WTO warns of global trade impact, economic growth prospects from US tariffs

The World Trade Organisation (WTO) has said the measures announced by the United States will have substantial implications for world trade and economic growth prospects.

WTO also noted that the new policy could lead to an overall contraction of around one per cent in global merchandise trade volumes in 2025.

This was according to a statement by Director-General of the WTO, Mrs. Ngozi Okonjo-Iweala following the US decision to impose tariffs on nearly 60 countries.

Since taking office, President Donald Trump has announced a growing list of tariffs on specific countries and commodities — a move aimed at protecting American interests.

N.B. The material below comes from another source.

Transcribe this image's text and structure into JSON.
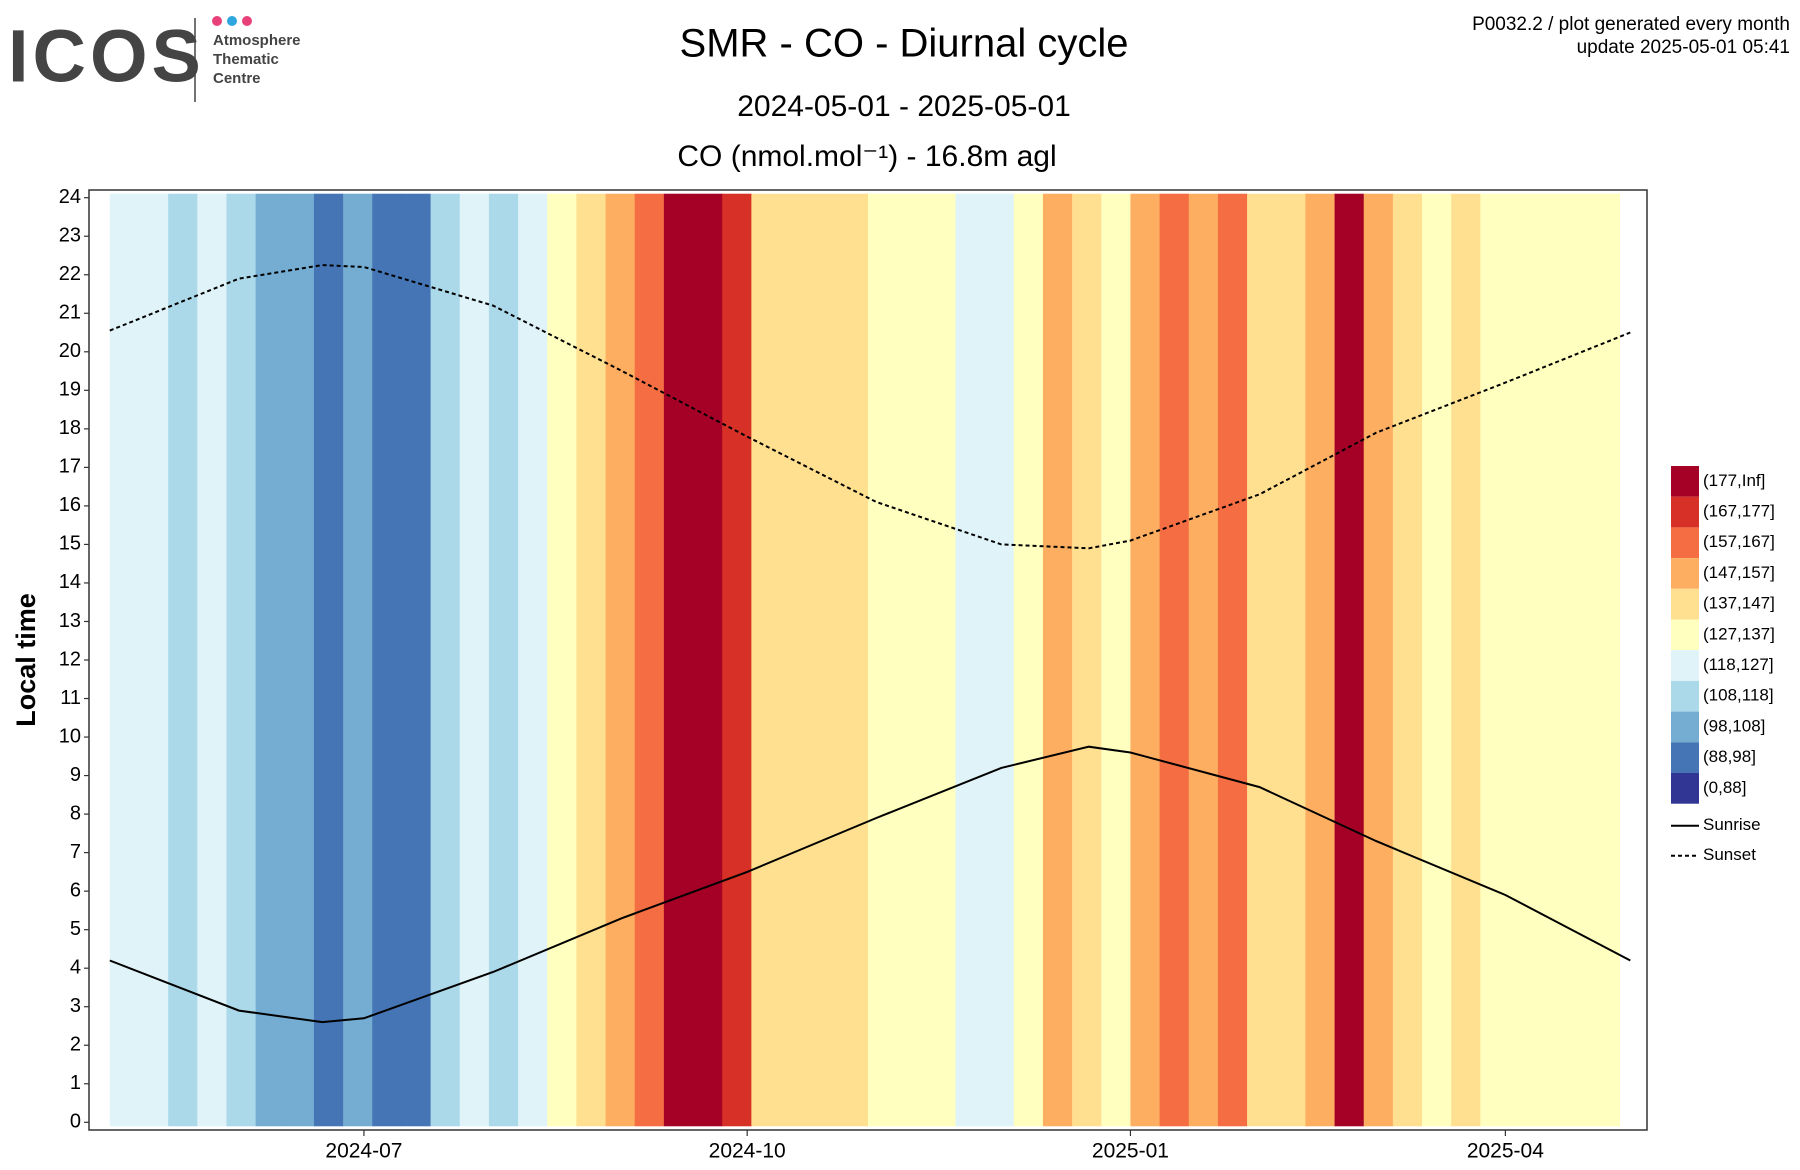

However, their rollout has been marred by delays and reversals, and the situation continues to evolve.

Trump on Wednesday enacted sweeping new tariffs in a move that could escalate trade tensions globally at what he tagged “liberation day”.

Trump said the U.S. will implement “reciprocal tariffs” on all countries of “approximately half” of what they charge us.

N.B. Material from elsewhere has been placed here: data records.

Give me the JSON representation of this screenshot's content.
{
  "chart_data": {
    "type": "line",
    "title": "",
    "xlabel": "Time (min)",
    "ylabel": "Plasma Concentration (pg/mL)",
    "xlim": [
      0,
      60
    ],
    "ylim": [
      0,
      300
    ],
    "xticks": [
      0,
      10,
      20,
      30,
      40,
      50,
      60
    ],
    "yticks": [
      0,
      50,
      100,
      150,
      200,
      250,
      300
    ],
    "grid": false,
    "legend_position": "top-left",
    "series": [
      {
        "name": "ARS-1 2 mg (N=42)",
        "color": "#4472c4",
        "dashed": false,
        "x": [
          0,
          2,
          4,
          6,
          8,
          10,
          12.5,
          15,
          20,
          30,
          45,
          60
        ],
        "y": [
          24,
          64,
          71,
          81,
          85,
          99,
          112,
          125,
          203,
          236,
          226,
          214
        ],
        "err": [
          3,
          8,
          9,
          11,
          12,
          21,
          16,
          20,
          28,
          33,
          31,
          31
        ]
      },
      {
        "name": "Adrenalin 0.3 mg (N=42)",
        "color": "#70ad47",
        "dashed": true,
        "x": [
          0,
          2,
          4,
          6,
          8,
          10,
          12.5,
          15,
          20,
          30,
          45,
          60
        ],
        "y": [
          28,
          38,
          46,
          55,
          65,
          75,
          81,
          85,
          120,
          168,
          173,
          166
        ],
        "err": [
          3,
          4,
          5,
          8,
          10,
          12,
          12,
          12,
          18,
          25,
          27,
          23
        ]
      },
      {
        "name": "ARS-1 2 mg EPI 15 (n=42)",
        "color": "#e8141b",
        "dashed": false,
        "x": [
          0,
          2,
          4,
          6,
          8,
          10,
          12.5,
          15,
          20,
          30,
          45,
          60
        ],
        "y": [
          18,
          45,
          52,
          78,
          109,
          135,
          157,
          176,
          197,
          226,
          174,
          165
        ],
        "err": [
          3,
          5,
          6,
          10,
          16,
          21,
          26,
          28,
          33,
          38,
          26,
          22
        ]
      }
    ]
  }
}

Among the countries slammed with reciprocal tariff is Nigeria. Under the tariff plan, Nigerian exports will be charged 14 per cent tariff as against the 27 per cent charged by the Federal Government.

In a statement, Okonjo-Iweala noted that the WTO Secretariat is closely monitoring and analysing measures announced by the United States on April 2.

“Many members have reached out to us and we are actively engaging with them in response to their questions about the potential impact on their economies and the global trading system,” she said, adding that the recent announcements will have substantial implications for global trade and economic growth prospects.

“While the situation is rapidly evolving, our initial estimates suggest that these measures, coupled with those introduced since the beginning of the year, could lead to an overall contraction of around 1 per cent in global merchandise trade volumes this year, representing a downward revision of nearly four percentage points from previous projections,” she said.

The director-general also said he is deeply concerned about this decline and the potential for escalation into a tariff war with a cycle of retaliatory measures that lead to further declines in trade.

“It is important to remember that, despite these new measures, the vast majority of global trade still flows under the WTO’s Most-Favored-Nation (MFN) terms.

“Our estimates now indicate that this share currently stands at 74 per cent, down from around 80 per cent at the beginning of the year. WTO members must stand together to safeguard these gains,” she said.